Introduced in 2001, the DREAM Act (Development, Relief, and Education for Alien Minors Act) is a legislative proposal in the U.S. that gives residency status to underage immigrants under specific conditions. In this process, conditional residency is first given, then opportunities for permanent residency are available if certain qualifications are met. Angie was covered by the Dream Act when she was 16 years old, but the Trump administration implemented harsher policies on unnaturalized citizens.
“Dream Act is a very big victory, but unfortunately, it seems what happened to Angie shows we need to do more so that the spirit of the Dream Act is stronger,” art instructor and GoFundMe sponsor Mauricio Rodriguez commented. “Although she was qualified as a Dreamer, she still fell into this unfortunate situation, and it just seems unfair and so harmful for young people, like a betrayal of this agreement with the Dream Act,” Mr. Rodriguez added.

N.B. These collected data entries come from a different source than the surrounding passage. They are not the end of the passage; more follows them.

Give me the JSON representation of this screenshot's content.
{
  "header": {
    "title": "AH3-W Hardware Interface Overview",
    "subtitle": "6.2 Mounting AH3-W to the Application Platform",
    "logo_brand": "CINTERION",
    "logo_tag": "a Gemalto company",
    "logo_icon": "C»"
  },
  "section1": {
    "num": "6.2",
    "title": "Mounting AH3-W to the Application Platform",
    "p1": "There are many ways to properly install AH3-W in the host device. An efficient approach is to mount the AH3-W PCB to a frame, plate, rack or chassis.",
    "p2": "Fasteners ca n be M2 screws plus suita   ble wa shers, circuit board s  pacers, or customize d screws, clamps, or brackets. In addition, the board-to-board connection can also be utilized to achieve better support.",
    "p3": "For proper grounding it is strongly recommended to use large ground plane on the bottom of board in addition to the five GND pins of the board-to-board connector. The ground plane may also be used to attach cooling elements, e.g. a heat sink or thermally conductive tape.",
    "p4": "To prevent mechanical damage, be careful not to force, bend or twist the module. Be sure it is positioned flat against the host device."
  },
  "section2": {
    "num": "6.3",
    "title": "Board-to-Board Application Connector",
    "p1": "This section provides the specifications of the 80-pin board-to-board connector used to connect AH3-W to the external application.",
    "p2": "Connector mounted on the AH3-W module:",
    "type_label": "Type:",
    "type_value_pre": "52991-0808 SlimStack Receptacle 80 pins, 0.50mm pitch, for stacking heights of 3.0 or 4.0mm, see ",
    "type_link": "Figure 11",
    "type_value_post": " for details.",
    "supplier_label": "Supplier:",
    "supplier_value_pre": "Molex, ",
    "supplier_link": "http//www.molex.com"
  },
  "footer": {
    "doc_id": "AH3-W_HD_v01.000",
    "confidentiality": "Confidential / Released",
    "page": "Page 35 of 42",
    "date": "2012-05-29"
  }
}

Angie came to the U.S. at the age of three from a Costa Rican and Colombian background. She graduated from the Academies @ Englewood program in 2014, as an excelling student. After high school, Angie contributed to the Englewood community as a TD Bank employee. She has been described by many to be friendly, positive, and full of life.
“I think this is an unjust issue people are forced to deal with because Angie Levia was part of a community in America for practically her whole life. She also worked hard as a student like any other citizen, yet all of that was unfairly taken away from her,” sophomore Julie Jang said.
Angie’s GoFundMe has garnered immense support, but the goal of forty-thousand dollars is yet to be accomplished. It is kindly asked of the DMAE and Englewood community to continue to donate and bring awareness to this horrendous immigration reversal. Angie is eternally grateful and, not surprisingly, emotional over the community’s support through these difficult times.